但申玨畢竟是唯一在禁地里跟符九陰朝夕相處的人,即使是儲備糧,也比尋常人了解符九陰一些,所以薛問春去找符九陰,把申玨也帶上了。
薛問春此次出行,并沒有帶上黯魂門的其他人,而是只帶了申玨。那根捆仙繩重新綁在了申玨的脖子上,只是已經易主。只要申玨生出想逃的心思,沒跑多遠,他脖子上的捆仙繩就能把他五花大綁。

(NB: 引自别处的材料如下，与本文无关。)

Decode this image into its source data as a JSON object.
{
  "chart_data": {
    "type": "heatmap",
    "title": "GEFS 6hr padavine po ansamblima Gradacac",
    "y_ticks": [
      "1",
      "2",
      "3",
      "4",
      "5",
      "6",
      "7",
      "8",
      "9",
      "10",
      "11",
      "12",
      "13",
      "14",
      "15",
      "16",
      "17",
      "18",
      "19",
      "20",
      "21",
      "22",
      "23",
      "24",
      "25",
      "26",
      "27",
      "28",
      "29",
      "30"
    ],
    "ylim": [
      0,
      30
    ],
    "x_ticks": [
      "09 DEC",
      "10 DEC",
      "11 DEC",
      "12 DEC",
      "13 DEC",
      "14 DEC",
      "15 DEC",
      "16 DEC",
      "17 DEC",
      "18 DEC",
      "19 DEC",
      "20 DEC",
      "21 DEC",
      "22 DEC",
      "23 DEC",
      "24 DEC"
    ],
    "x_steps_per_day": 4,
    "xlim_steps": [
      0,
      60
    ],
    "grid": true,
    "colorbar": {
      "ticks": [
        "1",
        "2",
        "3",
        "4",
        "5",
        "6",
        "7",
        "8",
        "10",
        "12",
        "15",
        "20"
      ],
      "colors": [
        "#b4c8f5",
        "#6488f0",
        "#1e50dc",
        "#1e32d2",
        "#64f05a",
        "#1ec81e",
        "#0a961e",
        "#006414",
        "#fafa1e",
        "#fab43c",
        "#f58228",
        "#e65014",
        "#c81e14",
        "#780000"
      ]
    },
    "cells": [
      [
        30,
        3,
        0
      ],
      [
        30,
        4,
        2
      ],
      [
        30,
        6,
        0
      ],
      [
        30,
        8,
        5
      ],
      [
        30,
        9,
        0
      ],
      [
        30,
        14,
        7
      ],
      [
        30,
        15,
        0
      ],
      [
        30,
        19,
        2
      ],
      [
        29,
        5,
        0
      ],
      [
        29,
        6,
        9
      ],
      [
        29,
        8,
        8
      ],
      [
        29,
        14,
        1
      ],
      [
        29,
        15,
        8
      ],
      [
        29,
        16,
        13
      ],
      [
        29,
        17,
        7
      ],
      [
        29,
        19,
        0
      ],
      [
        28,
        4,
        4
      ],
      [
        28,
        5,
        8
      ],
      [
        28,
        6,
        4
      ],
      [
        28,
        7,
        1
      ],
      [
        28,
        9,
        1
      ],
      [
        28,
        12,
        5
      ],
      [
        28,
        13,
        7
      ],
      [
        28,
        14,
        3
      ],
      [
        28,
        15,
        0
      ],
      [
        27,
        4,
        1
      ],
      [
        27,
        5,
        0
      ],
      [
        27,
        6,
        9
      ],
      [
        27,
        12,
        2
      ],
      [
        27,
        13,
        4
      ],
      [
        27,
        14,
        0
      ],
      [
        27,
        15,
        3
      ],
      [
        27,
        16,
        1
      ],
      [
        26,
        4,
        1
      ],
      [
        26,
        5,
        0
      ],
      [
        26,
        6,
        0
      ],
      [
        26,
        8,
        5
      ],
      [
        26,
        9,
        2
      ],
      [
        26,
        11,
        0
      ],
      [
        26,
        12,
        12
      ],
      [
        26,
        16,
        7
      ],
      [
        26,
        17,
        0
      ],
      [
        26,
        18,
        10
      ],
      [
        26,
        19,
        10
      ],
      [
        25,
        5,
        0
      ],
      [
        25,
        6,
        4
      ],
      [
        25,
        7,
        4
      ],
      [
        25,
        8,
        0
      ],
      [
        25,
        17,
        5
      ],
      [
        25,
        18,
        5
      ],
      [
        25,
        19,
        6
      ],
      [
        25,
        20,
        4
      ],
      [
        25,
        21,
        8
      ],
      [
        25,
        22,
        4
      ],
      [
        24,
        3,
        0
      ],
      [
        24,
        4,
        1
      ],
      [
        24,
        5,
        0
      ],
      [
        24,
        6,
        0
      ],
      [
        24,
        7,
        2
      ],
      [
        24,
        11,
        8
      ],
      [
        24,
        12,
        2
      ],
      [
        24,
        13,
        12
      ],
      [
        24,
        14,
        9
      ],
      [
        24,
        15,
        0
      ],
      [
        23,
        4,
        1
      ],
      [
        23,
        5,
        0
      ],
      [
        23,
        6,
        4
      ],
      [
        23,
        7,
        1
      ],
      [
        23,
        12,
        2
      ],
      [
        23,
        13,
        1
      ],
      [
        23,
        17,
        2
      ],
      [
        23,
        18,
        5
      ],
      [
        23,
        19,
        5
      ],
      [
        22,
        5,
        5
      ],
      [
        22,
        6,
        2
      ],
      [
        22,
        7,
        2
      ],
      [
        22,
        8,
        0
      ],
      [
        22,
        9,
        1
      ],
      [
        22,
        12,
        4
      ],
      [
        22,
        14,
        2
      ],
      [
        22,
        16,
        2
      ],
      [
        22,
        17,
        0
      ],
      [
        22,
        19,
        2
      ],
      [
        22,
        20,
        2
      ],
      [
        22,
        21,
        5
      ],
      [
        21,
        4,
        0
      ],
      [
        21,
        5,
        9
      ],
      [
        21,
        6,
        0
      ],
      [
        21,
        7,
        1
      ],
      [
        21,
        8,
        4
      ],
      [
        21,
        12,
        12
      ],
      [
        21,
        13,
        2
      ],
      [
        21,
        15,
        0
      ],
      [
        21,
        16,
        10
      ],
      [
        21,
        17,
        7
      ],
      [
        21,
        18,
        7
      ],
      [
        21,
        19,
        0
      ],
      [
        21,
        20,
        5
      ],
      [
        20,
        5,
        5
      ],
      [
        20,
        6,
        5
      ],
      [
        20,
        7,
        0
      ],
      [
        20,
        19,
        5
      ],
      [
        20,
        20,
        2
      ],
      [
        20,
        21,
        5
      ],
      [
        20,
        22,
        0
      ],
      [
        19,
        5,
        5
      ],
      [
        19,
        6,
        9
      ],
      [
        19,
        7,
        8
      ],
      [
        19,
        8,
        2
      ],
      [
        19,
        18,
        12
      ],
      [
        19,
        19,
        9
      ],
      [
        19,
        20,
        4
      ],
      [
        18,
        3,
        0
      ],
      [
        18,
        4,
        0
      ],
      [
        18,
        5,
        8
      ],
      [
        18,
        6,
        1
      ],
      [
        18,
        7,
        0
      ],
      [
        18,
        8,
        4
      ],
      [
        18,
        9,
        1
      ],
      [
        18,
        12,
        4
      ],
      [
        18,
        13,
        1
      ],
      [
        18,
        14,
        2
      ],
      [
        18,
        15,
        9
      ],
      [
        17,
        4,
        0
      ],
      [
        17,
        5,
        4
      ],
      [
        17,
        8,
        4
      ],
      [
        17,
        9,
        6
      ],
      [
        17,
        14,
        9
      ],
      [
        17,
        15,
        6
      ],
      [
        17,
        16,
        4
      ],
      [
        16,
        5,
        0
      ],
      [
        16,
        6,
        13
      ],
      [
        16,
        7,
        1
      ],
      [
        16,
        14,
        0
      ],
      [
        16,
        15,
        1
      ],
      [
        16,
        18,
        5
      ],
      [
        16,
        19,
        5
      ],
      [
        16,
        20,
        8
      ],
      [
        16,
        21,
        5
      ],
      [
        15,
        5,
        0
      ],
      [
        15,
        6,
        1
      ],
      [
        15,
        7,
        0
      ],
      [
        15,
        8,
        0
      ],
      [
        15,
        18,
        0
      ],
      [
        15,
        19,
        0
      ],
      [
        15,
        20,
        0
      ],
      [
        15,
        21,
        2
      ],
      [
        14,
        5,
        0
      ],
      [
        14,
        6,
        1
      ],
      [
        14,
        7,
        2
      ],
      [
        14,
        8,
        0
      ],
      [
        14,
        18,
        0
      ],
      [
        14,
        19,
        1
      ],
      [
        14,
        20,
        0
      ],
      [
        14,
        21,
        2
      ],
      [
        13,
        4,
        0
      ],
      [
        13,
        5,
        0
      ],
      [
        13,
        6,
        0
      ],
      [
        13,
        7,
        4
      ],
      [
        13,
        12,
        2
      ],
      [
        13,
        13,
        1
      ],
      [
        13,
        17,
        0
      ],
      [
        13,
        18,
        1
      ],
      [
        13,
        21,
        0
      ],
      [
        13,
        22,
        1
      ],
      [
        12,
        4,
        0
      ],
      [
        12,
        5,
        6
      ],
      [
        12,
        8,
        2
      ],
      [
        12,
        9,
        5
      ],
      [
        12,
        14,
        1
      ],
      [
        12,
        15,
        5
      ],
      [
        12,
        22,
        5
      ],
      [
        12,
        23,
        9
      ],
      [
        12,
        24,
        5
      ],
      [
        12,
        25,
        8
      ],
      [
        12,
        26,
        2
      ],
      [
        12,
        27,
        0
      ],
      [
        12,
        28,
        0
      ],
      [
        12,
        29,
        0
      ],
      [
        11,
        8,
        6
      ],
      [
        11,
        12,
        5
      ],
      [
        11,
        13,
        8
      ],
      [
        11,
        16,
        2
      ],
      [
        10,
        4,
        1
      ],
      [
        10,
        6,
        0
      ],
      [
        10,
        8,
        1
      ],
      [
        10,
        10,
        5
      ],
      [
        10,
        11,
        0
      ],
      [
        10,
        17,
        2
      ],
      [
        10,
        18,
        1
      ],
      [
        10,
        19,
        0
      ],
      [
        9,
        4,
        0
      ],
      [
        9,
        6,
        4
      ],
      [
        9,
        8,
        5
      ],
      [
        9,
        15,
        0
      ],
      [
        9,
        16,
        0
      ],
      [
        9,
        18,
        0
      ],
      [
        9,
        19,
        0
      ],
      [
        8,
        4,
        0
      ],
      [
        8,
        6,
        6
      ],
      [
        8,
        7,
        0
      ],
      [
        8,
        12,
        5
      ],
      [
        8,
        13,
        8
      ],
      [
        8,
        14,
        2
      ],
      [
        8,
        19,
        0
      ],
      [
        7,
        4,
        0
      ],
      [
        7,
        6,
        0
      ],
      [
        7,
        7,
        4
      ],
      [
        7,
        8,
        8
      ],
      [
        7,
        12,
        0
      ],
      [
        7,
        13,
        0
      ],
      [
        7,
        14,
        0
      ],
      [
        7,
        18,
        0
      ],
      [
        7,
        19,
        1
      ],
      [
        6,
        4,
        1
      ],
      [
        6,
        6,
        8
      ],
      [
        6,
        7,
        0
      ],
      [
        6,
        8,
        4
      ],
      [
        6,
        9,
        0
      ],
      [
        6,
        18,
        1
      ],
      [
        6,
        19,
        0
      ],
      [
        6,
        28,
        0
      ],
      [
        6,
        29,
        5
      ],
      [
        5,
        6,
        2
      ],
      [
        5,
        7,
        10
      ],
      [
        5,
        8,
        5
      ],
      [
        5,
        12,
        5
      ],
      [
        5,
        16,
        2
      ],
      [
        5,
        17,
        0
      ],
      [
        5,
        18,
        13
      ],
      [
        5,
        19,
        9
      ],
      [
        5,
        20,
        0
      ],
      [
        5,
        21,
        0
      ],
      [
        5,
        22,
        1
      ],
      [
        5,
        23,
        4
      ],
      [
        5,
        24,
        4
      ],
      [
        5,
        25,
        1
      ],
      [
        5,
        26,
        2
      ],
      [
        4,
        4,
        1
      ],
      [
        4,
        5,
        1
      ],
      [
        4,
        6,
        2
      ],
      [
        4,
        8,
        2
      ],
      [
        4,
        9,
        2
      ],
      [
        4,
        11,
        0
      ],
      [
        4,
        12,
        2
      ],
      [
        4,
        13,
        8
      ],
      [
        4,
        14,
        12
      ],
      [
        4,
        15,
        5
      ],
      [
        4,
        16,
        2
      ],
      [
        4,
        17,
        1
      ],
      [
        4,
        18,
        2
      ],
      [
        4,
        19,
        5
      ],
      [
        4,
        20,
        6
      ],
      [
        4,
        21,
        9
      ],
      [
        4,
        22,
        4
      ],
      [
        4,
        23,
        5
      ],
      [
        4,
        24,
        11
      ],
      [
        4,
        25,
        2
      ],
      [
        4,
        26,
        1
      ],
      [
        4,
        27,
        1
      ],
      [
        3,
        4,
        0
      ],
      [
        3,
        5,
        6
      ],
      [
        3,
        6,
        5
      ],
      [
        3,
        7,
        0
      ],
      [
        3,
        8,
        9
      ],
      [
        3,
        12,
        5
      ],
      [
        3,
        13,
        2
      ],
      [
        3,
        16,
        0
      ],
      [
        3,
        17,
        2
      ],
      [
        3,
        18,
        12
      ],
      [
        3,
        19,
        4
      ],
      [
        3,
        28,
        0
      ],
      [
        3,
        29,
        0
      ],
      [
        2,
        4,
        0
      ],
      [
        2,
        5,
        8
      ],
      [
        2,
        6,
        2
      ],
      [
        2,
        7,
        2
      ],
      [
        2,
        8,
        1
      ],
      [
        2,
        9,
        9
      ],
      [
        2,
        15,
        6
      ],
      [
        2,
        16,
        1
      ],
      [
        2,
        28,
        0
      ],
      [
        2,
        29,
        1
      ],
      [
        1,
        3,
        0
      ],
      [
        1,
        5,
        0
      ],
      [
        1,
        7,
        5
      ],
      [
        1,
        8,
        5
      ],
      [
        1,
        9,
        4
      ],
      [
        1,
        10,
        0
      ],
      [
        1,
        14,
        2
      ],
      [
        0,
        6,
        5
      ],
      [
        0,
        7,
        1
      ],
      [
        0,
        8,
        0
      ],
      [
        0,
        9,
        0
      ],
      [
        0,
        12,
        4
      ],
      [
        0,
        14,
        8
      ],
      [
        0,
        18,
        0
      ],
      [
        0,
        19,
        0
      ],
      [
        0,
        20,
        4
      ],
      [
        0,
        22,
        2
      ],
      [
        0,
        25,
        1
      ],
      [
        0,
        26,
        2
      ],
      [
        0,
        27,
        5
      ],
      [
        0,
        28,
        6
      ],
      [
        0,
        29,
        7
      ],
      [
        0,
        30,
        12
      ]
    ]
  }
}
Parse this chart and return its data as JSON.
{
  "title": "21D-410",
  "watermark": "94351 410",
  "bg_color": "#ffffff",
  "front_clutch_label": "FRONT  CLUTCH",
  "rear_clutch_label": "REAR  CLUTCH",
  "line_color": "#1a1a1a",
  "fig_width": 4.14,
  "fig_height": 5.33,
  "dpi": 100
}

薛問春很強,現在的解沉都遠遠不是他的對手,他活了幾百年,別說黯魂門,即使是其他宗門的修士,聽到他的名字都會心中一震。
申玨現在是殺不了薛問春,所以他只能隱藏住自己的殺意,在薛問春旁邊專心當一只普通松鼠。
……
薛問春出行,并沒有做任何掩飾面容的改變,他甚至都沒用飛劍去找符九陰,而是租了一艘飛船,還是只租了一間屋子。
他的相貌奇特,引來不少人的關注,可那些人同時也看出了薛問春并非良善,所以沒人敢上前搭訕,甚至多看薛問春一眼都不敢。
薛問春平時都呆在屋子里,唯獨最愛在正午的時候走出屋子,打著一把黑傘站在船頭,他長發如瀑垂在腳踝處,面容如雪,目光望著遠方,不知在看些什么。申玨蹲坐在他腳旁,不怎么能理解薛問春這種行為,可他不好奇,不想問,只是默默地蹲坐在旁邊。
幸而的是天氣漸涼,否則正午下的木板足以燙傷他的松鼠屁股。
薛問春一站就要站上半個時辰,才會轉身回房。